Some families have adopted the tradition of deep-frying a turkey. But a mishap when cooking a 15-pound turkey in a vat of extremely hot oil can cause a serious injury. Cooking oil can reach temperatures of more than 400 degrees in a deep fryer so caution should be taken to prevent burning yourself or starting a fire. Water is very dangerous when deep-frying. When water touches hot oil, it vaporizes and may cause oil to splatter and cause burns.

Deep-frying should be done outside on a patio or driveway and not left unattended.
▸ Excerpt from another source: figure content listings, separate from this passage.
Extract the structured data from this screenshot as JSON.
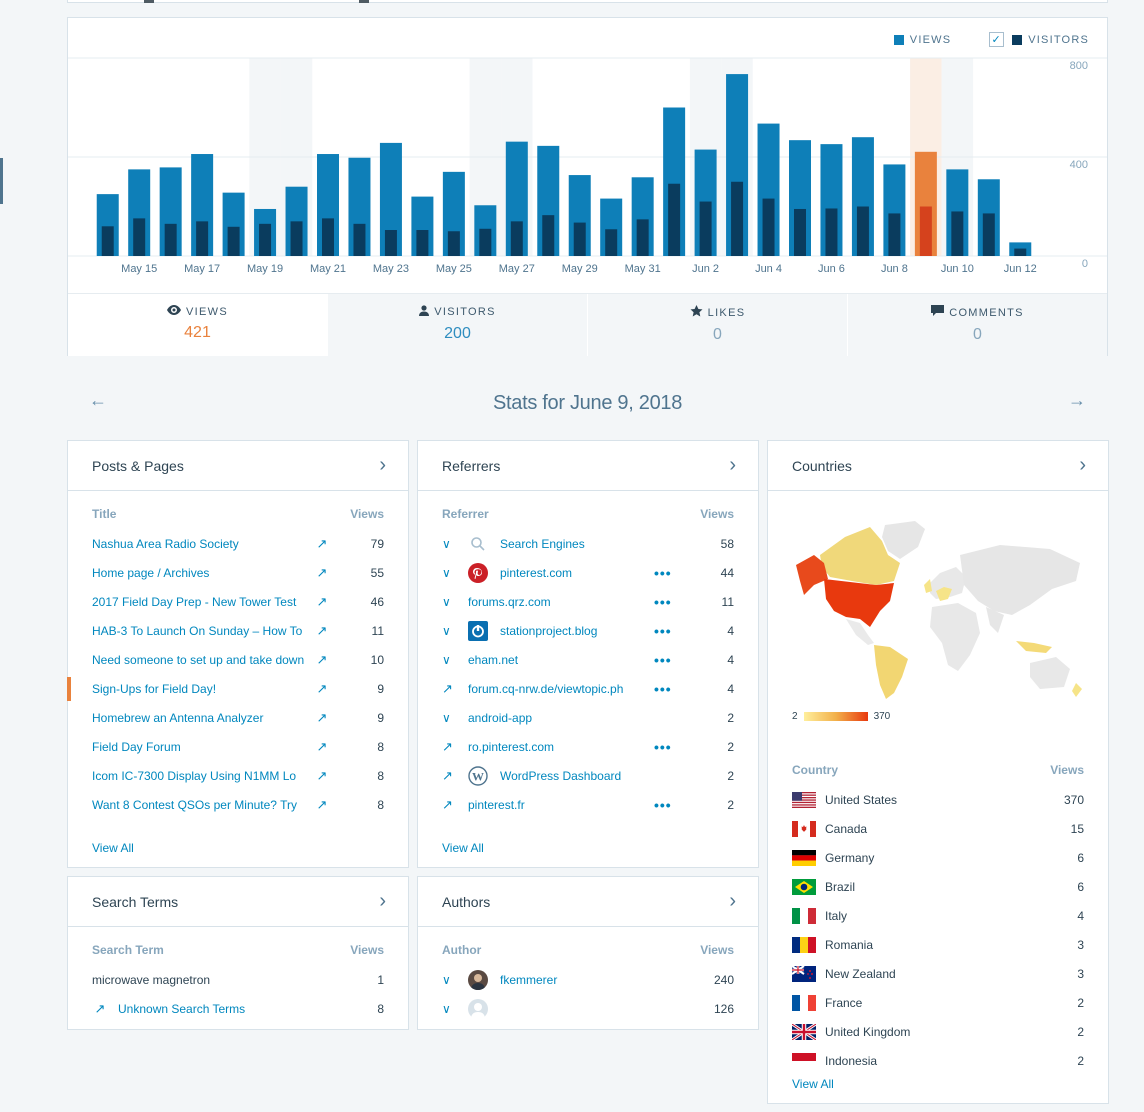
{
  "chart": {
    "legend": {
      "views": "VIEWS",
      "visitors": "VISITORS"
    },
    "y_ticks": [
      "800",
      "400",
      "0"
    ],
    "x_labels": [
      "May 15",
      "May 17",
      "May 19",
      "May 21",
      "May 23",
      "May 25",
      "May 27",
      "May 29",
      "May 31",
      "Jun 2",
      "Jun 4",
      "Jun 6",
      "Jun 8",
      "Jun 10",
      "Jun 12"
    ],
    "colors": {
      "views": "#0e7fb8",
      "visitors": "#0a3c5e",
      "selected_views": "#e9823d",
      "selected_visitors": "#d5421d",
      "weekend_band": "#f3f6f8",
      "selected_band": "#fbeee4"
    }
  },
  "chart_data": {
    "type": "bar",
    "categories": [
      "May 14",
      "May 15",
      "May 16",
      "May 17",
      "May 18",
      "May 19",
      "May 20",
      "May 21",
      "May 22",
      "May 23",
      "May 24",
      "May 25",
      "May 26",
      "May 27",
      "May 28",
      "May 29",
      "May 30",
      "May 31",
      "Jun 1",
      "Jun 2",
      "Jun 3",
      "Jun 4",
      "Jun 5",
      "Jun 6",
      "Jun 7",
      "Jun 8",
      "Jun 9",
      "Jun 10",
      "Jun 11",
      "Jun 12"
    ],
    "series": [
      {
        "name": "VIEWS",
        "values": [
          250,
          350,
          358,
          412,
          256,
          190,
          280,
          412,
          397,
          457,
          240,
          340,
          205,
          462,
          445,
          327,
          232,
          318,
          600,
          430,
          735,
          535,
          468,
          452,
          480,
          370,
          421,
          350,
          310,
          55
        ]
      },
      {
        "name": "VISITORS",
        "values": [
          120,
          152,
          130,
          140,
          118,
          130,
          140,
          152,
          130,
          105,
          105,
          100,
          110,
          140,
          165,
          135,
          108,
          148,
          292,
          220,
          300,
          232,
          190,
          192,
          200,
          172,
          200,
          180,
          172,
          30
        ]
      }
    ],
    "selected_index": 26,
    "ylim": [
      0,
      800
    ],
    "grid": true,
    "legend_position": "top-right"
  },
  "tabs": [
    {
      "label": "VIEWS",
      "value": "421",
      "icon": "eye-icon"
    },
    {
      "label": "VISITORS",
      "value": "200",
      "icon": "person-icon"
    },
    {
      "label": "LIKES",
      "value": "0",
      "icon": "star-icon"
    },
    {
      "label": "COMMENTS",
      "value": "0",
      "icon": "comment-icon"
    }
  ],
  "date_title": "Stats for June 9, 2018",
  "posts": {
    "title": "Posts & Pages",
    "col_title": "Title",
    "col_views": "Views",
    "rows": [
      {
        "name": "Nashua Area Radio Society",
        "views": "79"
      },
      {
        "name": "Home page / Archives",
        "views": "55"
      },
      {
        "name": "2017 Field Day Prep - New Tower Test",
        "views": "46"
      },
      {
        "name": "HAB-3 To Launch On Sunday – How To",
        "views": "11"
      },
      {
        "name": "Need someone to set up and take down",
        "views": "10"
      },
      {
        "name": "Sign-Ups for Field Day!",
        "views": "9"
      },
      {
        "name": "Homebrew an Antenna Analyzer",
        "views": "9"
      },
      {
        "name": "Field Day Forum",
        "views": "8"
      },
      {
        "name": "Icom IC-7300 Display Using N1MM Lo",
        "views": "8"
      },
      {
        "name": "Want 8 Contest QSOs per Minute? Try",
        "views": "8"
      }
    ],
    "view_all": "View All"
  },
  "referrers": {
    "title": "Referrers",
    "col_title": "Referrer",
    "col_views": "Views",
    "rows": [
      {
        "name": "Search Engines",
        "views": "58",
        "lead": "chevron",
        "icon": "search-icon",
        "dots": false
      },
      {
        "name": "pinterest.com",
        "views": "44",
        "lead": "chevron",
        "icon": "pinterest-icon",
        "dots": true
      },
      {
        "name": "forums.qrz.com",
        "views": "11",
        "lead": "chevron",
        "icon": "",
        "dots": true
      },
      {
        "name": "stationproject.blog",
        "views": "4",
        "lead": "chevron",
        "icon": "power-icon",
        "dots": true
      },
      {
        "name": "eham.net",
        "views": "4",
        "lead": "chevron",
        "icon": "",
        "dots": true
      },
      {
        "name": "forum.cq-nrw.de/viewtopic.ph",
        "views": "4",
        "lead": "external",
        "icon": "",
        "dots": true
      },
      {
        "name": "android-app",
        "views": "2",
        "lead": "chevron",
        "icon": "",
        "dots": false
      },
      {
        "name": "ro.pinterest.com",
        "views": "2",
        "lead": "external",
        "icon": "",
        "dots": true
      },
      {
        "name": "WordPress Dashboard",
        "views": "2",
        "lead": "external",
        "icon": "wordpress-icon",
        "dots": false
      },
      {
        "name": "pinterest.fr",
        "views": "2",
        "lead": "external",
        "icon": "",
        "dots": true
      }
    ],
    "view_all": "View All"
  },
  "countries": {
    "title": "Countries",
    "scale_min": "2",
    "scale_max": "370",
    "col_title": "Country",
    "col_views": "Views",
    "rows": [
      {
        "name": "United States",
        "views": "370",
        "flag": "us"
      },
      {
        "name": "Canada",
        "views": "15",
        "flag": "ca"
      },
      {
        "name": "Germany",
        "views": "6",
        "flag": "de"
      },
      {
        "name": "Brazil",
        "views": "6",
        "flag": "br"
      },
      {
        "name": "Italy",
        "views": "4",
        "flag": "it"
      },
      {
        "name": "Romania",
        "views": "3",
        "flag": "ro"
      },
      {
        "name": "New Zealand",
        "views": "3",
        "flag": "nz"
      },
      {
        "name": "France",
        "views": "2",
        "flag": "fr"
      },
      {
        "name": "United Kingdom",
        "views": "2",
        "flag": "gb"
      },
      {
        "name": "Indonesia",
        "views": "2",
        "flag": "id"
      }
    ],
    "view_all": "View All"
  },
  "search_terms": {
    "title": "Search Terms",
    "col_title": "Search Term",
    "col_views": "Views",
    "rows": [
      {
        "name": "microwave magnetron",
        "views": "1"
      },
      {
        "name": "Unknown Search Terms",
        "views": "8"
      }
    ]
  },
  "authors": {
    "title": "Authors",
    "col_title": "Author",
    "col_views": "Views",
    "rows": [
      {
        "name": "fkemmerer",
        "views": "240"
      },
      {
        "name": "",
        "views": "126"
      }
    ]
  }
}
In case a fire breaks out:

  • Always have a kitchen fire extinguisher handy and make sure you know how to use it.
  • Do not try to put out any grease fire including a fire in a deep fryer with water because that can cause it to spread. Turn off the burner and smother the flames with a lid or put baking soda on them.
  • If a grease fire gets completely out of hand, get everyone out of the house and then call 911.

Avoid Food-related Illnesses:

Turkey is always the main course, but if not prepared properly it can make people sick.
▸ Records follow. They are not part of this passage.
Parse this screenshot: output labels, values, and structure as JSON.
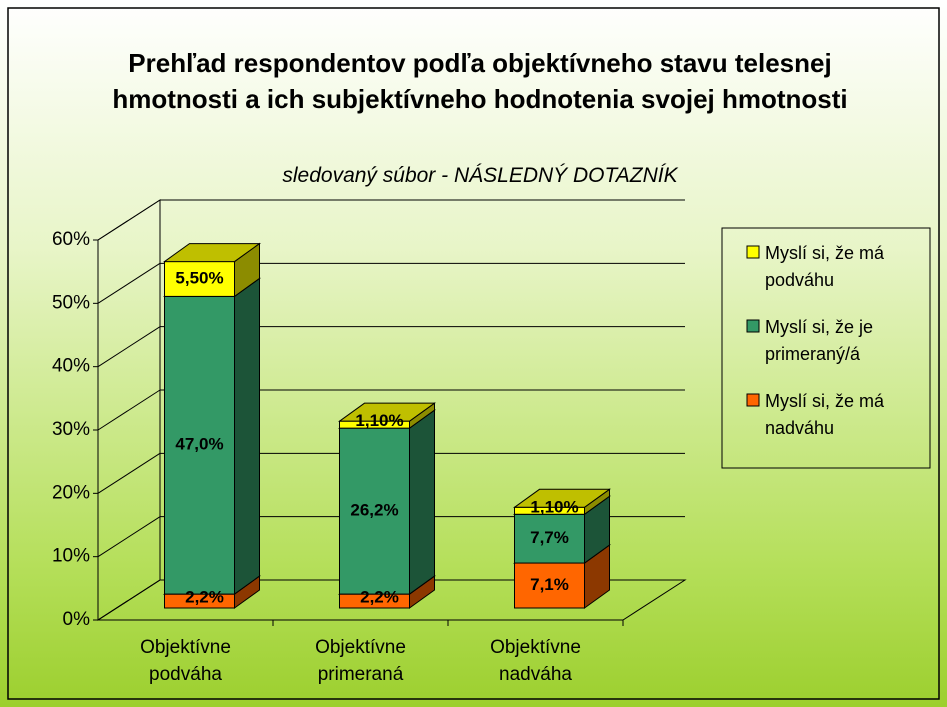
{
  "chart_data": {
    "type": "bar3d_stacked",
    "title": "Prehľad respondentov podľa objektívneho stavu telesnej hmotnosti a ich subjektívneho hodnotenia svojej hmotnosti",
    "subtitle": "sledovaný súbor - NÁSLEDNÝ DOTAZNÍK",
    "categories": [
      "Objektívne podváha",
      "Objektívne primeraná",
      "Objektívne nadváha"
    ],
    "series": [
      {
        "name": "Myslí si, že má nadváhu",
        "color": "#ff6600",
        "values": [
          2.2,
          2.2,
          7.1
        ],
        "value_labels": [
          "2,2%",
          "2,2%",
          "7,1%"
        ]
      },
      {
        "name": "Myslí si, že je primeraný/á",
        "color": "#339966",
        "values": [
          47.0,
          26.2,
          7.7
        ],
        "value_labels": [
          "47,0%",
          "26,2%",
          "7,7%"
        ]
      },
      {
        "name": "Myslí si, že má podváhu",
        "color": "#ffff00",
        "values": [
          5.5,
          1.1,
          1.1
        ],
        "value_labels": [
          "5,50%",
          "1,10%",
          "1,10%"
        ]
      }
    ],
    "ylim": [
      0,
      60
    ],
    "yticks": [
      {
        "value": 0,
        "label": "0%"
      },
      {
        "value": 10,
        "label": "10%"
      },
      {
        "value": 20,
        "label": "20%"
      },
      {
        "value": 30,
        "label": "30%"
      },
      {
        "value": 40,
        "label": "40%"
      },
      {
        "value": 50,
        "label": "50%"
      },
      {
        "value": 60,
        "label": "60%"
      }
    ],
    "grid": true,
    "legend": "right"
  }
}
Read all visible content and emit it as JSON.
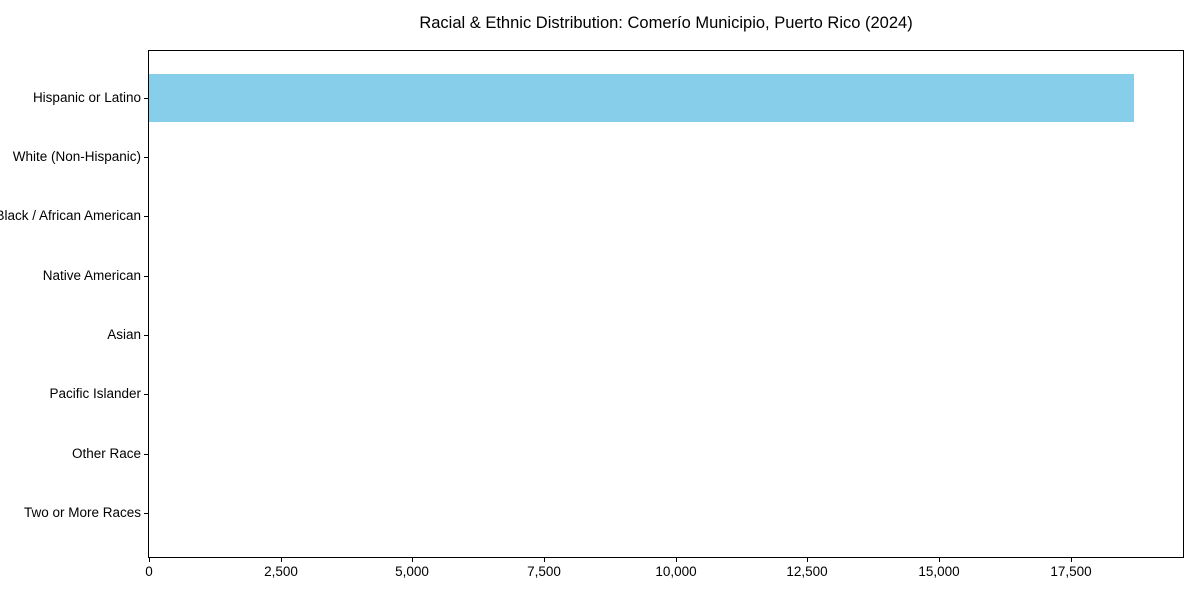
{
  "chart_data": {
    "type": "bar",
    "orientation": "horizontal",
    "title": "Racial & Ethnic Distribution: Comerío Municipio, Puerto Rico (2024)",
    "categories": [
      "Hispanic or Latino",
      "White (Non-Hispanic)",
      "Black / African American",
      "Native American",
      "Asian",
      "Pacific Islander",
      "Other Race",
      "Two or More Races"
    ],
    "values": [
      18700,
      0,
      0,
      0,
      0,
      0,
      0,
      0
    ],
    "xlabel": "",
    "ylabel": "",
    "xlim": [
      0,
      19635
    ],
    "xticks": [
      0,
      2500,
      5000,
      7500,
      10000,
      12500,
      15000,
      17500
    ],
    "xtick_labels": [
      "0",
      "2,500",
      "5,000",
      "7,500",
      "10,000",
      "12,500",
      "15,000",
      "17,500"
    ],
    "bar_color": "#87CEEB",
    "axis_color": "#000000",
    "background_color": "#ffffff",
    "grid": false,
    "legend": false
  }
}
  • Buy your bird one to two days before cooking and keep it in the refrigerator. Freeze it if you buy it earlier.
  • Thaw in the refrigerator (one day for 4-5 pounds), cold water (30 minutes for every pound) or in a microwave oven (using microwave-safe pan and following manufacturer’s instructions).
  • Start cooking right after thawing and avoid slow cooking or partial cooking. Use at least 165 degrees heat.
  • Cook stuffing separately.
  • Check inner parts of the turkey with a thermometer to make sure they’re cooked.
  • Wash hands with soap and water before and after you handle food.
  • To prevent cross-contamination, don’t handle cooked and raw food at the same time, and avoid putting vegetables or uncooked food with raw meat.
  • Put leftovers in the refrigerator less than two hours after the meal is over and make sure they are eaten within three days. Anything else should be frozen.

Social functions like Thanksgiving are filled with joking, old stories and laughter, making the possibility of choking a very real danger.
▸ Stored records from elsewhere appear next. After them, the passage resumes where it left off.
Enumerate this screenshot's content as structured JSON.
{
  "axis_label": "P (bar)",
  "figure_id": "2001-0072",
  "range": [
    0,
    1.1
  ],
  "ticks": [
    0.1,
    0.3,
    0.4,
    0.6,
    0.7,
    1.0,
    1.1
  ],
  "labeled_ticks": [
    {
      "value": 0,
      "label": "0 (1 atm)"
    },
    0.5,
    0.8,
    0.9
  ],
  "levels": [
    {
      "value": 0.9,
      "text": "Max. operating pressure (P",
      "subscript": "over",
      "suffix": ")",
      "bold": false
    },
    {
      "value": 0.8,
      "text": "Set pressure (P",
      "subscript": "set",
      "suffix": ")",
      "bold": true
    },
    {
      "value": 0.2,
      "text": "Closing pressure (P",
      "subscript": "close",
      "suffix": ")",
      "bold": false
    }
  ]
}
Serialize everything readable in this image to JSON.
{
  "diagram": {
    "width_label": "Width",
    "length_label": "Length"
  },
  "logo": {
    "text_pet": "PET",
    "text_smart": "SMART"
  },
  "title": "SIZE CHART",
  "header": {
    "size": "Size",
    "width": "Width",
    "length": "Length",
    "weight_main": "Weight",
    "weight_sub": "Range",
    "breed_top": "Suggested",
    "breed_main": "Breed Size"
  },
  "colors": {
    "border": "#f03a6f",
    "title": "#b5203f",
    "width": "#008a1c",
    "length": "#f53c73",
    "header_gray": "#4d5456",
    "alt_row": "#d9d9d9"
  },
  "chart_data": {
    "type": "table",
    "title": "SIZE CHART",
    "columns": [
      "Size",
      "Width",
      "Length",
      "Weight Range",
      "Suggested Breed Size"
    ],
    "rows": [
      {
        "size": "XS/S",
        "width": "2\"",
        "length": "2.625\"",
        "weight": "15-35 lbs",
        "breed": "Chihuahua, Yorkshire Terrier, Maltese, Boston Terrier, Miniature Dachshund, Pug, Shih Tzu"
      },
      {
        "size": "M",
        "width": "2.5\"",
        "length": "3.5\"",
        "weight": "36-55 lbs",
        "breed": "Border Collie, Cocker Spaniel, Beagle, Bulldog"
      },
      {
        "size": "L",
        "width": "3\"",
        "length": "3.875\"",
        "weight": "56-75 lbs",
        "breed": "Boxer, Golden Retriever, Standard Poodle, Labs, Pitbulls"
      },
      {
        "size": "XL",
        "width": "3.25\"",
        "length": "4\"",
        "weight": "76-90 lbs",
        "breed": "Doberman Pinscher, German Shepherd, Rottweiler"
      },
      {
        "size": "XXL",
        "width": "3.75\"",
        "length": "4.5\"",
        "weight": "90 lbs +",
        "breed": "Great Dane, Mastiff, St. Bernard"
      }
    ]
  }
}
  • If someone begins to choke and can’t cough, breathe or speak, call 911.
  • To dislodge food, give five sharp blows to the victim’s back with the heel of your hand.
  • If that doesn’t work, wrap your hands around the person’s abdomen and perform rapid upward thrusts.

Travel tips:

  • If you’re driving to a relative’s house, make sure you know what route to take. Check a GPS before leaving and look at a weather report to make sure roads will be safe.
  • If you’re flying, make plans well in advance to avoid holiday airport congestion.
  • Don’t advertise that you’re going out of town by posting your travel plans on social networks. That could tip off burglars.
  • Give an extra set of keys to a trusted friend or longtime neighbor in case you need someone to go into your house while you’re gone. Let them pick up your mail, too.
  • Check all doors and windows before leaving to make sure they’re secure.
  • Put your lights on a timer to make sure an area of your house is lit at night.
  • Purchase a security alarm system, which will help you throughout the year.

Taking a few common-sense precautions with children, cooking, fire prevention and travel can help you avoid accidents this Thanksgiving and ensure you have a fun holiday with friends and family.